Almost immediately Hardingham’s precise, elegant reading does two things. It transports listeners to the 1914 village of Rye in East Sussex, while also establishing the author’s old-fashioned tone. At first, the heroine seems as classical as the setting and style. Beatrice Nash, still recovering from her scholarly father’s death, has come to Rye to teach Latin. Hardingham hints at latent tension as she reveals Simonson’s pithy portrayal of Agatha Kent, Beatrice’s patron. Agatha is a woman “of a certain age” for whom “the bloom of youth has given way to strength of character.” Agatha has championed hiring Beatrice against the opinions of Rye’s elite.
Hardingham lingers while describing Beatrice’s first Rye morning when “the sun had not yet evaporated the dew from the lawn and the scents of honeysuckle and wallflowers rose on the salty breeze.” There is a hidden irony in Hardingham’s unhurried pacing. As she paints this lush, pastoral picture, one has a sense of a place frozen in time. But beneath the apparent beauty is a village that turns a blind eye to growing turmoil as the war brews.

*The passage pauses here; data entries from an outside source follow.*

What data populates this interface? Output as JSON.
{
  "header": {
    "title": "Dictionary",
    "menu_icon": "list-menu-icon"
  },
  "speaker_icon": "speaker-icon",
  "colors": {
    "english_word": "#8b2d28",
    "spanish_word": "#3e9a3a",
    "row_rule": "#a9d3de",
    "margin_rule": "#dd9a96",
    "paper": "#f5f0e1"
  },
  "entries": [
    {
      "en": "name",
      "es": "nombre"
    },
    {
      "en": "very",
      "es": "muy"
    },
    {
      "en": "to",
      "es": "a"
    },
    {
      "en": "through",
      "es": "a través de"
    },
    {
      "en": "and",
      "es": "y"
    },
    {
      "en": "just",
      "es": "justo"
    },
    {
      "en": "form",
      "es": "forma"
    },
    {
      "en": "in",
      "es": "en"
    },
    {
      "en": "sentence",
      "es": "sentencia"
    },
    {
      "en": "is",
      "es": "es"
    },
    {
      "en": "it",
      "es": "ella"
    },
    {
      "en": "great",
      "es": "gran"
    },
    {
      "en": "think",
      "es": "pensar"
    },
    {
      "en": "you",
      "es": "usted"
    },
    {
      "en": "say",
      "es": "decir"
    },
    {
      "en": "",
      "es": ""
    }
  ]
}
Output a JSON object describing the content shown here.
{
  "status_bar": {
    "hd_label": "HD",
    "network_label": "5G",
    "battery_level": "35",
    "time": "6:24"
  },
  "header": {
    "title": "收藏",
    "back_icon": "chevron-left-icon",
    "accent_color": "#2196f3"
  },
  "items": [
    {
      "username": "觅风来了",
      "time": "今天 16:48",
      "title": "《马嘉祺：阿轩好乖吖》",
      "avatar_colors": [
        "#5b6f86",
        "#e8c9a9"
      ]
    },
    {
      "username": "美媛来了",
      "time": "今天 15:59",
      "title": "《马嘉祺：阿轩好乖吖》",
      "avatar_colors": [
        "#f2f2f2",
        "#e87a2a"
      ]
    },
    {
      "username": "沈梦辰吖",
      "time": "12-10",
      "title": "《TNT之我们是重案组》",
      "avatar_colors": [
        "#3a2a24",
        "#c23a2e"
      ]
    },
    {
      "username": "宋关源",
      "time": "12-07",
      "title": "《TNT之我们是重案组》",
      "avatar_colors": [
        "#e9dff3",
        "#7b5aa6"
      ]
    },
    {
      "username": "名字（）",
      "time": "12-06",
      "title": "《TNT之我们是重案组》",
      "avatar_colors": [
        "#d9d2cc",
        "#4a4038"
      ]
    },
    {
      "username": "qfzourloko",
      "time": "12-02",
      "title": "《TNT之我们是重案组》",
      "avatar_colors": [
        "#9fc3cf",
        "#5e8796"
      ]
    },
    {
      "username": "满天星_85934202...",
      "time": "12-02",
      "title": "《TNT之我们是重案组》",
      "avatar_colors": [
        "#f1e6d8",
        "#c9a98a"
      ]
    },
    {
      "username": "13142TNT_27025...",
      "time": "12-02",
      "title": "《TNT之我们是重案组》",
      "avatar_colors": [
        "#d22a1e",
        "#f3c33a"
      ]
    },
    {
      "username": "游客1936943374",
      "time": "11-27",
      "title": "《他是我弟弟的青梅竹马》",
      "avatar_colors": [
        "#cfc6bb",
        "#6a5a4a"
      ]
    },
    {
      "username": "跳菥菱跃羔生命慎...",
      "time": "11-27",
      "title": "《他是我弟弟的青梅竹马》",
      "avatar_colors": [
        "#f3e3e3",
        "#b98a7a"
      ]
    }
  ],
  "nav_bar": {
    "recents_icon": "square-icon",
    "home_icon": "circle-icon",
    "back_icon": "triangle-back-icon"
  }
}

A romantic trope emerges as Beatrice meets Agnes’ two nephews. Daniel, breathtakingly beautiful, distracts from his plainer cousin, Hugh. But Beatrice, who had previously decided on spinsterhood, sees Hugh as a safer objective, and listeners prepare for a typical romance.
But it’s clear by midstory that this is not to be. The effects of war grow less remote, and the village’s tranquility erodes as the citizenry becomes more openly hostile and harsh. The story that began with an affable tone transforms as Simonson tears away the pretense of gentility and plunges the heroes (and the listener) into frightening views. Hardingham’s reading gains tension as Rye’s upper crust show prejudices towards war refugees, local gypsies, suffragettes and homosexuals.
Amid this difficult environment, Beatrice experiences the betrayal of her beloved father. During his lifetime, he fostered her learning and independence. But after his death, she learns he has set up stringent trusts and rules that constrain Beatrice financially, intellectually and emotionally.
As Beatrice’s personal battles ensue, the setting moves to Flemish trenches and the pettiness that prevailed in the small town blooms into atrocities amid war’s brutality.
The story’s tragic end contrasts with its genial entry. Wry humor and softer tone are overshadowed by the pain of the disenfranchised. Hardingham’s narration seamlessly, ironically connects both elements into a poignant whole.